Enhancing the authority of the Ethics Partner function within audit firms, in order to ensure firm wide focus on ethical matters and the public interest, and to require reporting to those charged with governance where an audit firm does not follow the Ethics Partner’s advice.
The list of prohibited non-audit services that auditors of Public Interest Entities (PIEs) can provide to audited bodies has been replaced with a much shorter list of permitted services, all of which are ‘closely related’ to an audit or required by law and/or regulation. No other services can be provided.
The requirement for the auditors of all UK listed entities to include in their published auditor’s reports the performance materiality threshold used in the audit.

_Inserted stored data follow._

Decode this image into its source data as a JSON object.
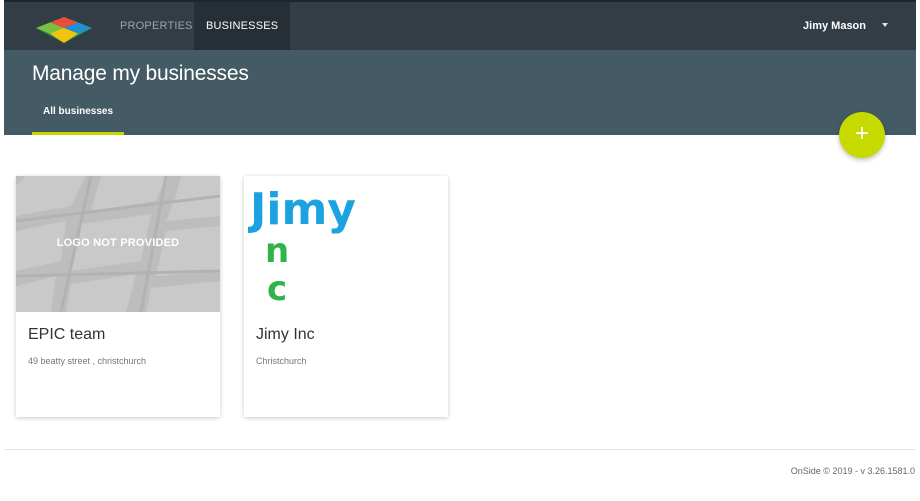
{
  "nav": {
    "items": [
      {
        "label": "PROPERTIES"
      },
      {
        "label": "BUSINESSES"
      }
    ],
    "user_name": "Jimy Mason"
  },
  "header": {
    "title": "Manage my businesses",
    "tabs": [
      {
        "label": "All businesses",
        "active": true
      }
    ]
  },
  "fab": {
    "label": "+",
    "color": "#c6da00"
  },
  "businesses": [
    {
      "name": "EPIC team",
      "address": "49 beatty street , christchurch",
      "logo_text": "LOGO NOT PROVIDED"
    },
    {
      "name": "Jimy Inc",
      "address": "Christchurch",
      "logo_lines": [
        "Jimy",
        "n",
        "c"
      ]
    }
  ],
  "footer": {
    "text": "OnSide © 2019 - v 3.26.1581.0"
  },
  "colors": {
    "topbar": "#323d45",
    "header": "#445a64",
    "accent": "#c5d800",
    "logo_blue": "#1aa3e0",
    "logo_green": "#2fb34a"
  }
}
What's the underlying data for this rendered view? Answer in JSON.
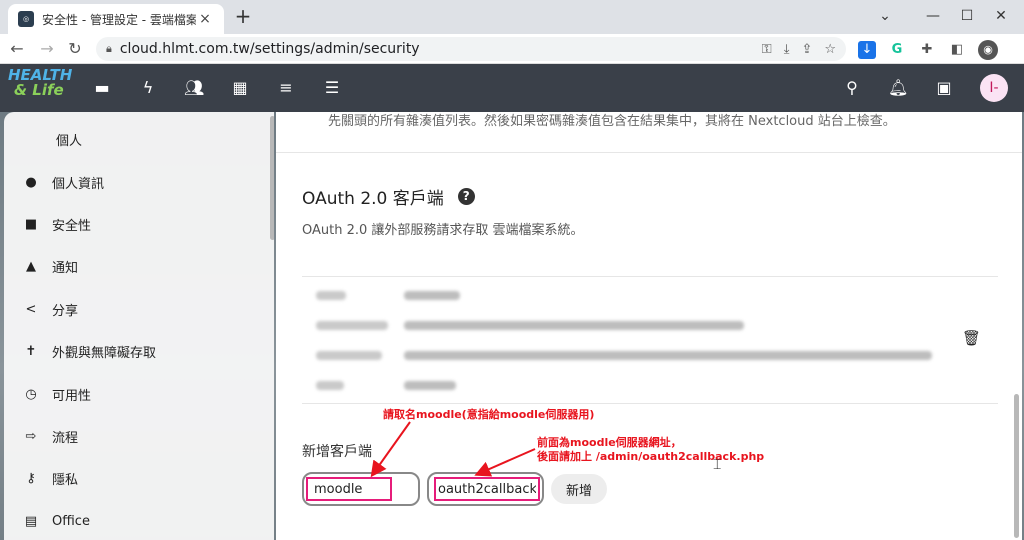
{
  "browser": {
    "tab_title": "安全性 - 管理設定 - 雲端檔案系統",
    "tab_close": "×",
    "new_tab": "+",
    "window_controls": [
      "⌄",
      "—",
      "☐",
      "✕"
    ],
    "nav": {
      "back": "←",
      "forward": "→",
      "reload": "↻"
    },
    "url": "cloud.hlmt.com.tw/settings/admin/security",
    "omnibox_icons": [
      "key-icon",
      "install-icon",
      "share-icon",
      "star-icon"
    ],
    "extension_icons": [
      "download-ext-icon",
      "grammarly-icon",
      "puzzle-icon",
      "sidepanel-icon",
      "profile-icon"
    ]
  },
  "header": {
    "logo_line1": "HEALTH",
    "logo_line2": "& Life",
    "apps": [
      "files-icon",
      "activity-icon",
      "contacts-icon",
      "calendar-icon",
      "deck-icon",
      "tasks-icon"
    ],
    "right": [
      "search-icon",
      "notifications-icon",
      "contacts-menu-icon"
    ],
    "avatar": "I-"
  },
  "sidebar": {
    "section": "個人",
    "items": [
      {
        "icon": "person-icon",
        "label": "個人資訊"
      },
      {
        "icon": "lock-icon",
        "label": "安全性"
      },
      {
        "icon": "bell-icon",
        "label": "通知"
      },
      {
        "icon": "share-icon",
        "label": "分享"
      },
      {
        "icon": "accessibility-icon",
        "label": "外觀與無障礙存取"
      },
      {
        "icon": "clock-icon",
        "label": "可用性"
      },
      {
        "icon": "flow-icon",
        "label": "流程"
      },
      {
        "icon": "key-icon",
        "label": "隱私"
      },
      {
        "icon": "document-icon",
        "label": "Office"
      }
    ]
  },
  "main": {
    "top_cut_text": "先關頭的所有雜湊值列表。然後如果密碼雜湊值包含在結果集中，其將在 Nextcloud 站台上檢查。",
    "oauth_title": "OAuth 2.0 客戶端",
    "help": "?",
    "oauth_desc": "OAuth 2.0 讓外部服務請求存取 雲端檔案系統。",
    "new_client_label": "新增客戶端",
    "name_value": "moodle",
    "redirect_value": "oauth2callback.",
    "add_button": "新增"
  },
  "annotations": {
    "note1": "請取名moodle(意指給moodle伺服器用)",
    "note2_line1": "前面為moodle伺服器網址，",
    "note2_line2": "後面請加上 /admin/oauth2callback.php"
  },
  "colors": {
    "accent": "#e61c7a",
    "annotation": "#e8141e",
    "header": "#3a4049"
  }
}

Further detailed amendments to individual standards clarify the auditor’s responsibilities when considering whether the bodies they have audited are compliant with relevant laws and regulations, and when checking there are no material misstatements in the ‘other information’ companies include in their annual financial reports (other than the financial statements which are subject to audit).
The FRC said its proposals are not intended to pre-empt the outcome of the current reviews of the audit sector, or the direction of future government policy. They are focussed on improving current ethical and auditing standards in the light of experience since the last major revision in 2016, to drive up the quality of audits being carried out in the UK, and to continue to promote public confidence in audit. The consultation period closes at 5pm on Friday 27 September 2019.
FRC Chief Executive Stephen Haddrill said: “Recent corporate failures and the FRC’s own enforcement work have shown that standards need to be strengthened. Our audit inspections and enforcement activity continue to identify a lack of professional scepticism and independence as being key points of failure when things go wrong. The UK will only continue to attract high-quality global investment if investors have confidence in the independence of auditors and the means to have a better understanding of the critical judgements those auditors make. Our changes will strengthen and clarify ethical requirements in the public interest.”